A questi si deve ancora aggiungere tutta l’area centrista e riformista del Pd che si sta riorganizzando – ma questa volta direttamente nel Pd – per incrementare ulteriormente il consenso proveniente dall’area moderata e centrista. Bene.
In attesa di altri movimenti e partiti che si formeranno man mano e sempre sotto il severo e quotidiano controllo di Goffredo Bettini. Insomma, siamo già quasi al 30% dei consensi se non addirittura oltre.
Vedremo. Alla luce di queste considerazioni, peraltro oggettive e che fotografano le intenzioni e la volontà dei vari attori in campo, ci sono però due valutazioni politiche che non si possono non fare.
Innanzitutto tutto questo mondo centrista e riformista saldamente inserito nell’alleanza di sinistra e progressista è, e senza fare alcun processo alle intenzioni, un semplice spostamento di consensi e di forze che avviene rigorosamente e quasi scientificamente all’interno del cosiddetto campo largo.
E la conferma plateale di questa semplice e persin banale riflessione arriva dalle concrete presenze che partecipano a questi incontri o meeting promossi da esponenti del Pd o del tutto riconducibili al Pd.
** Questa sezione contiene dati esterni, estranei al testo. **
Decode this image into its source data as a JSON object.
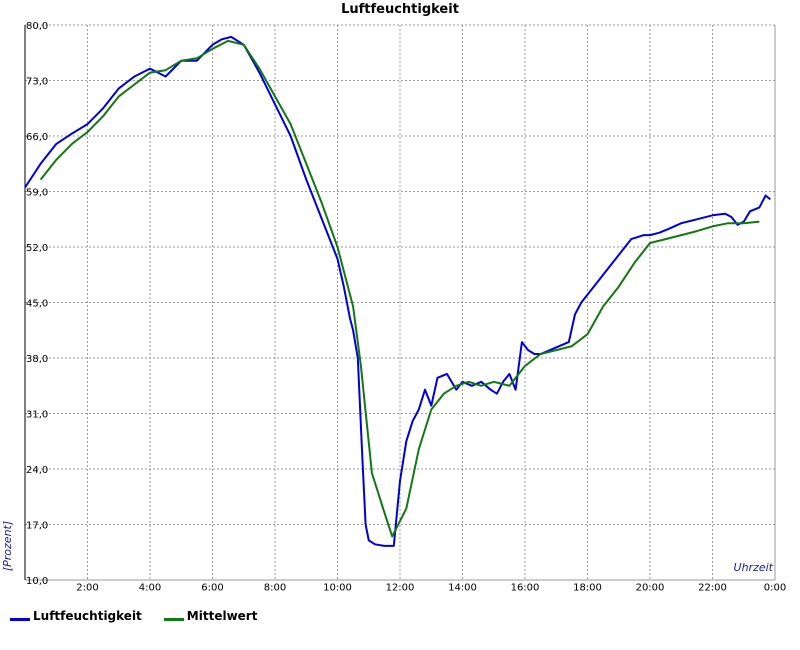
{
  "chart_data": {
    "type": "line",
    "title": "Luftfeuchtigkeit",
    "xlabel": "Uhrzeit",
    "ylabel": "[Prozent]",
    "xlim": [
      0,
      24
    ],
    "ylim": [
      10,
      80
    ],
    "grid": true,
    "legend_position": "bottom-left",
    "yticks": [
      "80,0",
      "73,0",
      "66,0",
      "59,0",
      "52,0",
      "45,0",
      "38,0",
      "31,0",
      "24,0",
      "17,0",
      "10,0"
    ],
    "xticks": [
      "2:00",
      "4:00",
      "6:00",
      "8:00",
      "10:00",
      "12:00",
      "14:00",
      "16:00",
      "18:00",
      "20:00",
      "22:00",
      "0:00"
    ],
    "series": [
      {
        "name": "Luftfeuchtigkeit",
        "color": "#0000dd",
        "x": [
          0,
          0.5,
          1,
          1.5,
          2,
          2.5,
          3,
          3.5,
          4,
          4.5,
          5,
          5.5,
          6,
          6.3,
          6.6,
          7,
          7.5,
          8,
          8.5,
          9,
          9.5,
          10,
          10.2,
          10.4,
          10.5,
          10.65,
          10.8,
          10.9,
          11,
          11.2,
          11.5,
          11.8,
          12,
          12.2,
          12.4,
          12.6,
          12.8,
          13,
          13.2,
          13.5,
          13.8,
          14,
          14.3,
          14.6,
          14.9,
          15.1,
          15.3,
          15.5,
          15.7,
          15.9,
          16.1,
          16.3,
          16.5,
          16.8,
          17.1,
          17.4,
          17.6,
          17.8,
          18,
          18.3,
          18.6,
          19,
          19.4,
          19.8,
          20,
          20.3,
          20.6,
          21,
          21.5,
          22,
          22.4,
          22.6,
          22.8,
          23,
          23.2,
          23.5,
          23.7,
          23.85
        ],
        "values": [
          59.5,
          62.5,
          65,
          66.3,
          67.5,
          69.5,
          72,
          73.5,
          74.5,
          73.5,
          75.5,
          75.5,
          77.5,
          78.2,
          78.5,
          77.5,
          74,
          70,
          66,
          60.5,
          55.5,
          50.5,
          47,
          43,
          41.5,
          38,
          25,
          17,
          15,
          14.5,
          14.3,
          14.3,
          22.5,
          27.5,
          30,
          31.5,
          34,
          32,
          35.5,
          36,
          34,
          35,
          34.5,
          35,
          34,
          33.5,
          35,
          36,
          34,
          40,
          39,
          38.5,
          38.5,
          39,
          39.5,
          40,
          43.5,
          45,
          46,
          47.5,
          49,
          51,
          53,
          53.5,
          53.5,
          53.8,
          54.3,
          55,
          55.5,
          56,
          56.2,
          55.8,
          54.8,
          55.2,
          56.5,
          57,
          58.5,
          58
        ]
      },
      {
        "name": "Mittelwert",
        "color": "#127812",
        "x": [
          0.5,
          1,
          1.5,
          2,
          2.5,
          3,
          3.5,
          4,
          4.5,
          5,
          5.5,
          6,
          6.5,
          7,
          7.5,
          8,
          8.5,
          9,
          9.5,
          10,
          10.5,
          10.75,
          11.1,
          11.5,
          11.75,
          12.2,
          12.6,
          13,
          13.4,
          13.8,
          14.2,
          14.6,
          15,
          15.5,
          16,
          16.5,
          17,
          17.5,
          18,
          18.5,
          19,
          19.5,
          20,
          20.5,
          21,
          21.5,
          22,
          22.5,
          23,
          23.5
        ],
        "values": [
          60.5,
          63,
          65,
          66.5,
          68.5,
          71,
          72.5,
          74,
          74.3,
          75.5,
          75.8,
          77,
          78,
          77.5,
          74.5,
          71,
          67.5,
          62.5,
          57.5,
          52,
          44.5,
          37,
          23.5,
          18.5,
          15.5,
          19,
          26.5,
          31.5,
          33.5,
          34.5,
          35,
          34.5,
          35,
          34.5,
          37,
          38.5,
          39,
          39.5,
          41,
          44.5,
          47,
          50,
          52.5,
          53,
          53.5,
          54,
          54.6,
          55,
          55,
          55.2
        ]
      }
    ]
  }
}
In secondo luogo, ed è questo l’elemento più importante, non si può prescindere dal vero dato politico.
E cioè, l’attuale campo largo, o alleanza di sinistra e progressista che dir si voglia, è saldamente ed organicamente egemonizzato da quattro attori decisivi. A livello politico, culturale, programmatico e mediatico.
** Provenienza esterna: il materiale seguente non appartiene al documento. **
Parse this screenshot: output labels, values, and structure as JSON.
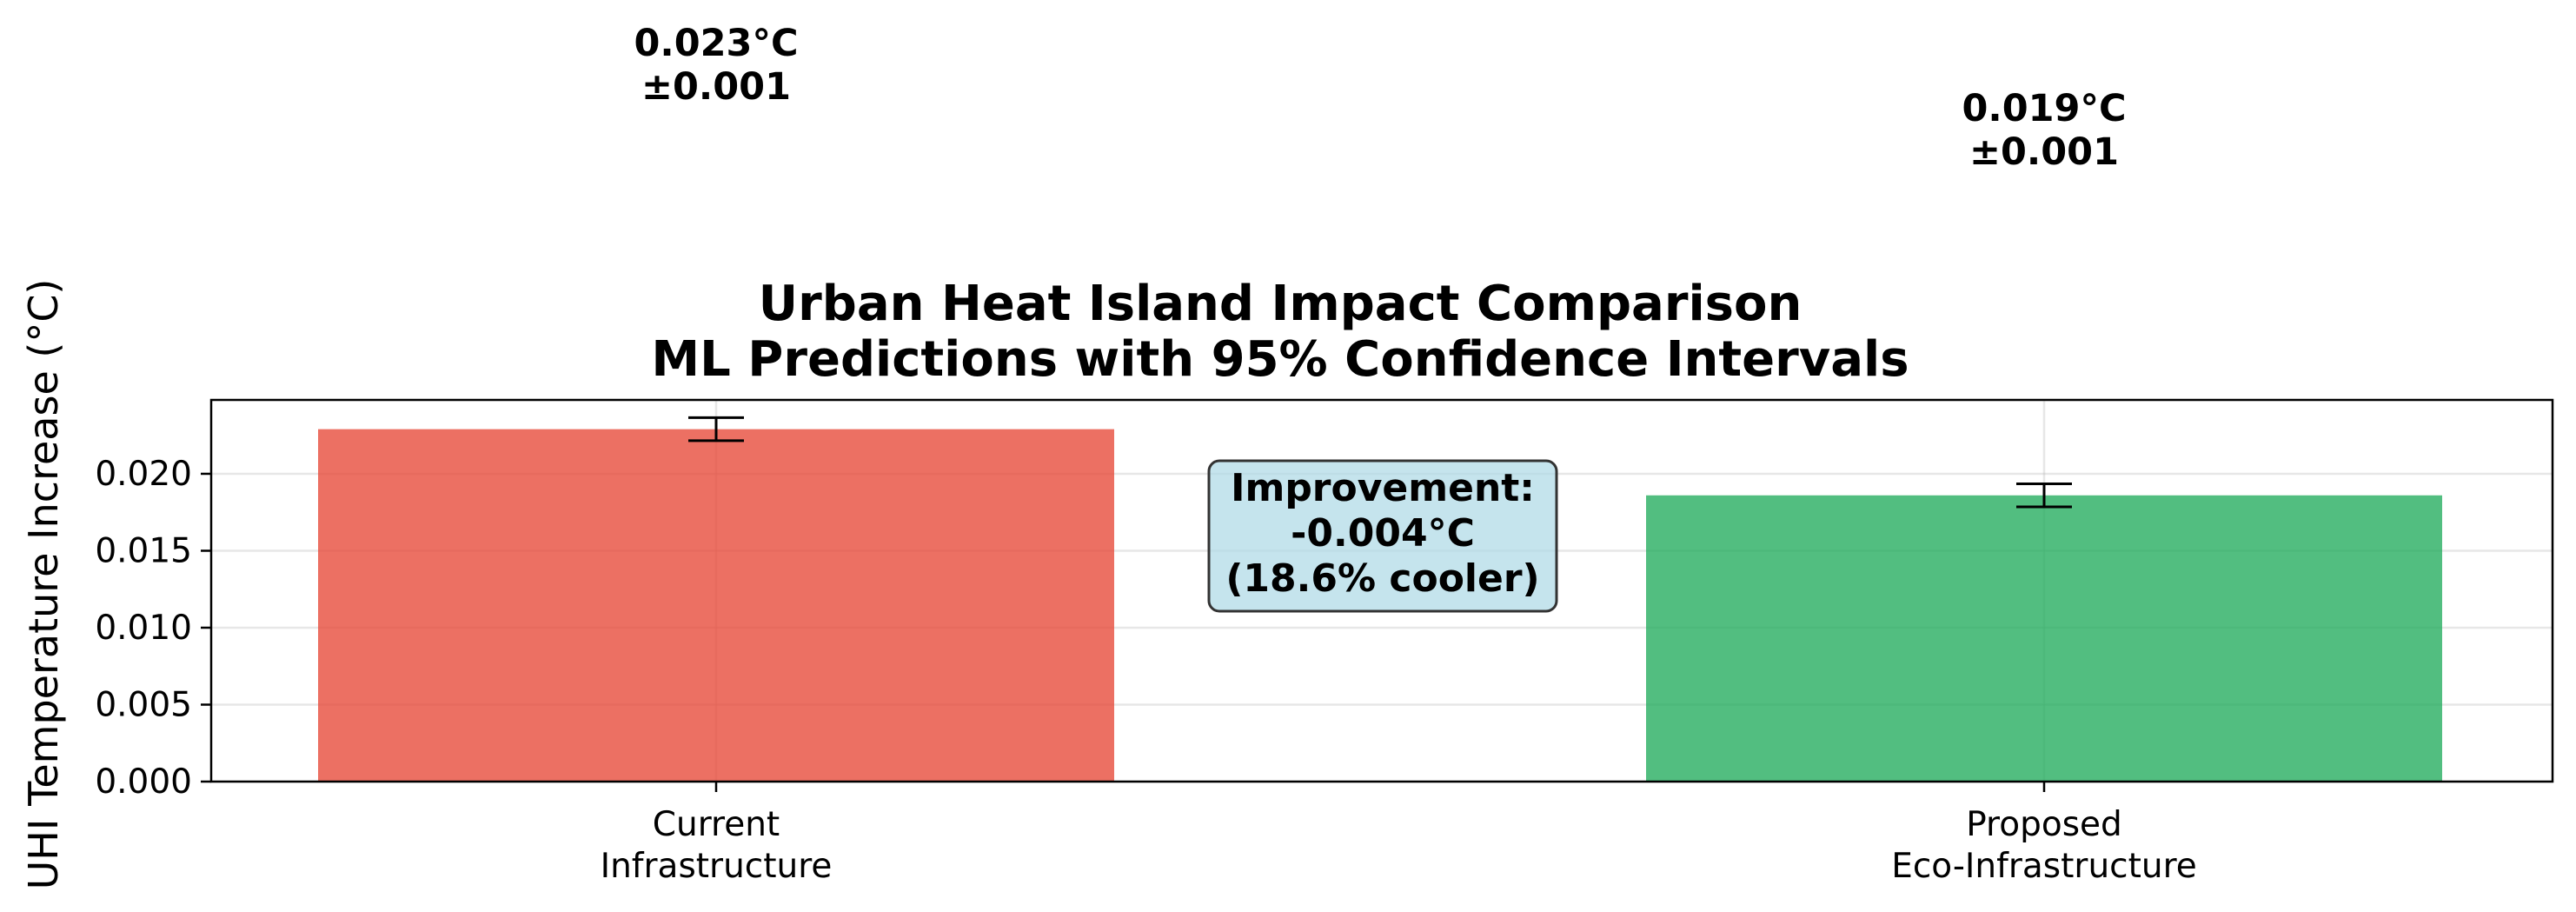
{
  "chart_data": {
    "type": "bar",
    "title_line1": "Urban Heat Island Impact Comparison",
    "title_line2": "ML Predictions with 95% Confidence Intervals",
    "xlabel": "",
    "ylabel": "UHI Temperature Increase (°C)",
    "ylim": [
      0,
      0.0248
    ],
    "yticks": [
      0.0,
      0.005,
      0.01,
      0.015,
      0.02
    ],
    "ytick_labels": [
      "0.000",
      "0.005",
      "0.010",
      "0.015",
      "0.020"
    ],
    "grid": true,
    "categories": [
      {
        "line1": "Current",
        "line2": "Infrastructure"
      },
      {
        "line1": "Proposed",
        "line2": "Eco-Infrastructure"
      }
    ],
    "values": [
      0.0229,
      0.0186
    ],
    "errors": [
      0.00075,
      0.00075
    ],
    "colors": [
      "#e74c3c",
      "#27ae60"
    ],
    "bar_labels": [
      {
        "line1": "0.023°C",
        "line2": "±0.001"
      },
      {
        "line1": "0.019°C",
        "line2": "±0.001"
      }
    ],
    "annotation": {
      "line1": "Improvement:",
      "line2": "-0.004°C",
      "line3": "(18.6% cooler)",
      "background": "#add8e6"
    }
  }
}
E cioè, la sinistra radicale e massimalista del Pd della Schlein, la sinistra demagogica e populista dei 5 stelle di Conte, la sinistra estremista ed ideologica del trio Fratoianni/Bonelli/Salis e, in ultimo, ma non per ordine di importanza, la sinistra pan sindacale dello storico sindacato rosso, la Cgil oggi guidata dall’oltranzista Landini.
Queste le sono le forze reali, e non virtuali, che dettano oggi l’agenda politica e programmatica del campo largo.
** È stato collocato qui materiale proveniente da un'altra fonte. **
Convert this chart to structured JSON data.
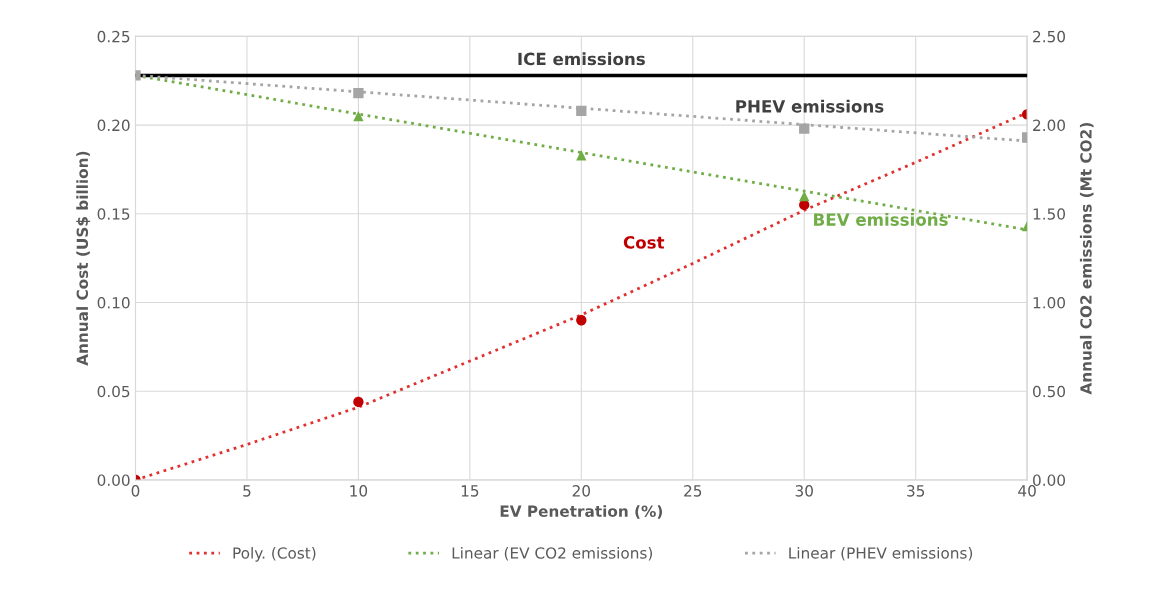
{
  "chart_data": {
    "type": "line",
    "xlabel": "EV Penetration (%)",
    "ylabel": "Annual Cost (US$ billion)",
    "y2label": "Annual CO2 emissions (Mt CO2)",
    "xlim": [
      0,
      40
    ],
    "xticks": [
      0,
      5,
      10,
      15,
      20,
      25,
      30,
      35,
      40
    ],
    "ylim": [
      0,
      0.25
    ],
    "yticks": [
      {
        "value": 0,
        "label": "0.00"
      },
      {
        "value": 0.05,
        "label": "0.05"
      },
      {
        "value": 0.1,
        "label": "0.10"
      },
      {
        "value": 0.15,
        "label": "0.15"
      },
      {
        "value": 0.2,
        "label": "0.20"
      },
      {
        "value": 0.25,
        "label": "0.25"
      }
    ],
    "y2lim": [
      0,
      2.5
    ],
    "y2ticks": [
      {
        "value": 0,
        "label": "0.00"
      },
      {
        "value": 0.5,
        "label": "0.50"
      },
      {
        "value": 1,
        "label": "1.00"
      },
      {
        "value": 1.5,
        "label": "1.50"
      },
      {
        "value": 2,
        "label": "2.00"
      },
      {
        "value": 2.5,
        "label": "2.50"
      }
    ],
    "grid": true,
    "legend": "bottom",
    "annotations": [
      "Cost",
      "BEV emissions",
      "PHEV emissions"
    ],
    "ref_lines": [
      {
        "axis": "y2",
        "value": 2.28,
        "label": "ICE emissions",
        "color": "#000000",
        "line_style": "solid"
      }
    ],
    "series": [
      {
        "type": "scatter",
        "marker": "circle",
        "color": "#c00000",
        "x": [
          0,
          10,
          20,
          30,
          40
        ],
        "values": [
          0,
          0.044,
          0.09,
          0.155,
          0.206
        ]
      },
      {
        "type": "scatter",
        "marker": "triangle",
        "axis": "y2",
        "color": "#70ad47",
        "x": [
          10,
          20,
          30,
          40
        ],
        "values": [
          2.05,
          1.83,
          1.6,
          1.43
        ]
      },
      {
        "type": "scatter",
        "marker": "square",
        "axis": "y2",
        "color": "#a5a5a5",
        "x": [
          0,
          10,
          20,
          30,
          40
        ],
        "values": [
          2.28,
          2.18,
          2.08,
          1.98,
          1.93
        ]
      },
      {
        "name": "Poly. (Cost)",
        "line_style": "dotted",
        "color": "#e03030",
        "x": [
          0,
          5,
          10,
          15,
          20,
          25,
          30,
          35,
          40
        ],
        "values": [
          0,
          0.02,
          0.041,
          0.067,
          0.093,
          0.122,
          0.152,
          0.179,
          0.207
        ]
      },
      {
        "name": "Linear (EV CO2 emissions)",
        "line_style": "dotted",
        "axis": "y2",
        "color": "#70ad47",
        "x": [
          0,
          40
        ],
        "values": [
          2.28,
          1.41
        ]
      },
      {
        "name": "Linear (PHEV emissions)",
        "line_style": "dotted",
        "axis": "y2",
        "color": "#a5a5a5",
        "x": [
          0,
          40
        ],
        "values": [
          2.28,
          1.91
        ]
      }
    ]
  }
}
Tutto il resto, al di là dei numeri e dei consensi annunciati carnevalescamente dai vari Onorato, Renzi, Ruffini e via discorrendo, ha certamente uno spazio nell’alleanza progressista.
Si chiama “diritto di tribuna”. Cioè, tradotto per i non addetti ai lavori: una manciata di seggi parlamentari per confermare la natura plurale della coalizione.
Nulla di più e nulla di meno. Per queste ragioni, semplici ma essenziali, le porte girevoli non sono mai state determinanti nella politica.
Ieri come oggi le porte girevoli – cioè passare da un partito all’altro ma sempre nell’ambito della stessa coalizione – non sono destinate a cambiare la politica. Ma rientrano, molto più semplicemente, nelle dinamiche dei noti, straconosciuti ed ed eterni organigrammi di potere.